Voter par optimisme
Ce texte a d’abord paru dans le journal Métro Montréal le 3 avril 2014
J’irai voter lundi parce que je crois en nous. Je suis convaincu que plus nous serons nombreux à faire vivre la démocratie, mieux la politique se portera, meilleurs seront les candidats et les décisions que prennent les élus. Je voterai lundi par optimisme. Pour défier le destin. Pour sortir de la morosité. Pour faire ma part et remplir mon devoir.
Je sais, cette campagne fut l’une des plus déprimantes des dernières décennies. Bien des gens sont tentés par l’abstention. Ce serait abdiquer devant l’incompétence. L’incompétence des partis et des politiciens à nous mobiliser autour de causes communes pour un avenir meilleur. Durant cette campagne, c’est le pire de nous, nos inclinations les moins nobles qui furent sollicités. Nos peurs, nos préjugés, notre cupidité.
Peur du référendum, préjugés envers l’étranger et sa religion, désir d’obtenir tous les services publics tout en refusant d’en payer le prix.
Ne pas voter serait donner raison à ceux qui nous découragent de la politique.
La campagne a aussi braqué les projecteurs sur les inégalités de richesse dans notre société, et donc sur un motif de colère, notamment en mettant à l’avant-plan la fortune des chefs et de certains candidats vedette.
Assez riche pour placer des fonds dans un paradis fiscal. Ou trop riche pour dévoiler ses actifs. Ou juste assez pour montrer le fruit de ses succès en affaires. Mais pas au point de vendre ses actions même si celles-ci placent un ministre putatif en conflit d’intérêt.
Il n’y a pas de mal à avoir fait fortune, surtout à la sueur de son front. C’est le contraste entre la richesse affichée et l’inexistence de propositions pour réduire les inégalités sociales, thème totalement absent de la campagne, qui choque.
C’est aussi l’indécence avec laquelle l’on se justifie parfois.
Encore hier, voir le candidat Gaétan Barrette, se justifier d’une prime de départ de 1,2 million de dollars, ajoutait au malaise ambiant.
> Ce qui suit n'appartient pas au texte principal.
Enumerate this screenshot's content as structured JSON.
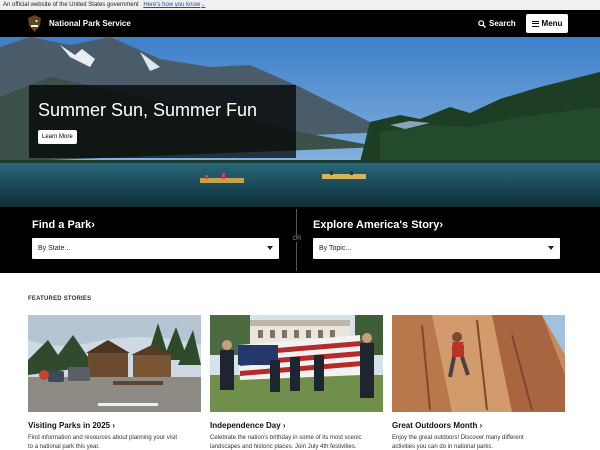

Lui qui a arraché au gouvernement des hausses de rémunération d’un milliard pour les médecins spécialistes sans offrir plus de services aux citoyens, au moment où le système de santé craque de partout ; le voici quittant son poste à la présidence de la Fédération des médecins spécialistes pour se porter candidat libéral avec dans sa poche plus d’argent que la majorité des Québécois n’en gagneront jamais dans leur vie. Une récompense à l’égoïsme.
La colère devrait inciter au vote et non le contraire.
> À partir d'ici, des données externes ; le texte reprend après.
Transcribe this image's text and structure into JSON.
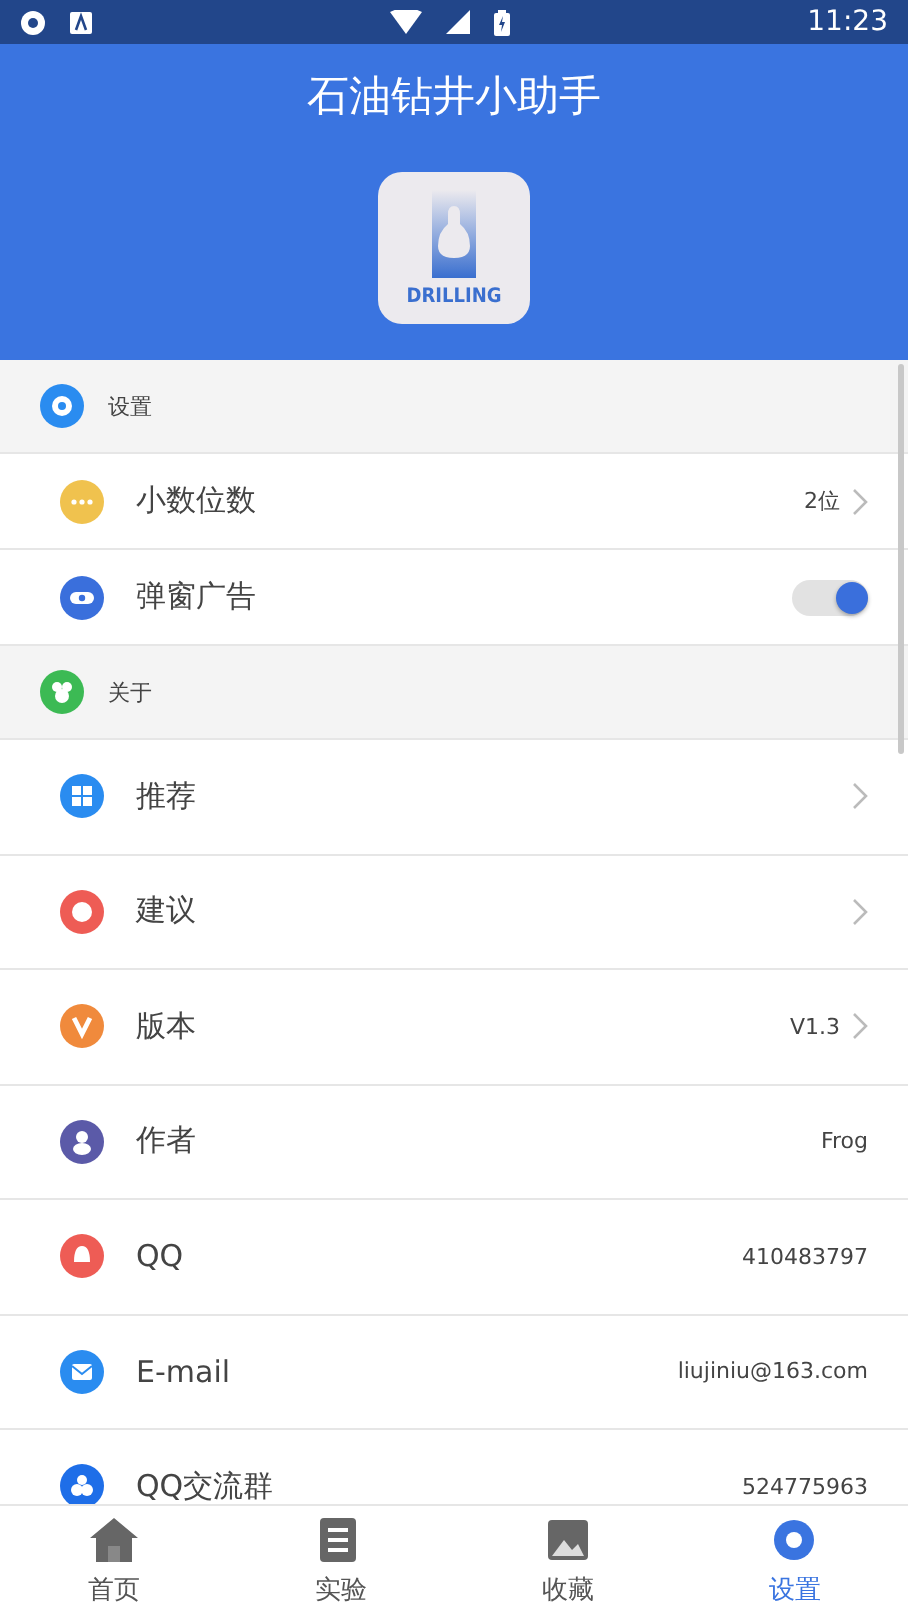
{
  "status_bar": {
    "time": "11:23"
  },
  "header": {
    "title": "石油钻井小助手",
    "logo_text": "DRILLING"
  },
  "sections": [
    {
      "title": "设置",
      "color": "#2a8cf0",
      "items": [
        {
          "kind": "value",
          "label": "小数位数",
          "value": "2位",
          "chevron": true,
          "color": "#f0c24e"
        },
        {
          "kind": "switch",
          "label": "弹窗广告",
          "on": true,
          "color": "#3a6fdc"
        }
      ]
    },
    {
      "title": "关于",
      "color": "#3cba54",
      "items": [
        {
          "kind": "value",
          "label": "推荐",
          "chevron": true,
          "color": "#2a8cf0"
        },
        {
          "kind": "value",
          "label": "建议",
          "chevron": true,
          "color": "#ee5c55"
        },
        {
          "kind": "value",
          "label": "版本",
          "value": "V1.3",
          "chevron": true,
          "color": "#f08a3c"
        },
        {
          "kind": "value",
          "label": "作者",
          "value": "Frog",
          "chevron": false,
          "color": "#5b5aa8"
        },
        {
          "kind": "value",
          "label": "QQ",
          "value": "410483797",
          "chevron": false,
          "color": "#ee5c55"
        },
        {
          "kind": "value",
          "label": "E-mail",
          "value": "liujiniu@163.com",
          "chevron": false,
          "color": "#2a8cf0"
        },
        {
          "kind": "value",
          "label": "QQ交流群",
          "value": "524775963",
          "chevron": false,
          "color": "#1e6ee8"
        }
      ]
    }
  ],
  "tabs": [
    {
      "label": "首页",
      "selected": false
    },
    {
      "label": "实验",
      "selected": false
    },
    {
      "label": "收藏",
      "selected": false
    },
    {
      "label": "设置",
      "selected": true
    }
  ]
}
Pour qui voter alors ? Peut-être pour celui ou celle, candidat local, qui offre le plus de potentiel d’améliorer les choses. Ou voter pour une femme, un jeune ou un immigré pour diversifier la composition de l’Assemblée. Ou pour un tiers parti qui incarne vos valeurs et dont les élus empêcheront que le pouvoir ne soit entièrement confisqué. À vous de voir. Mais s’il-vous-plaît, votez.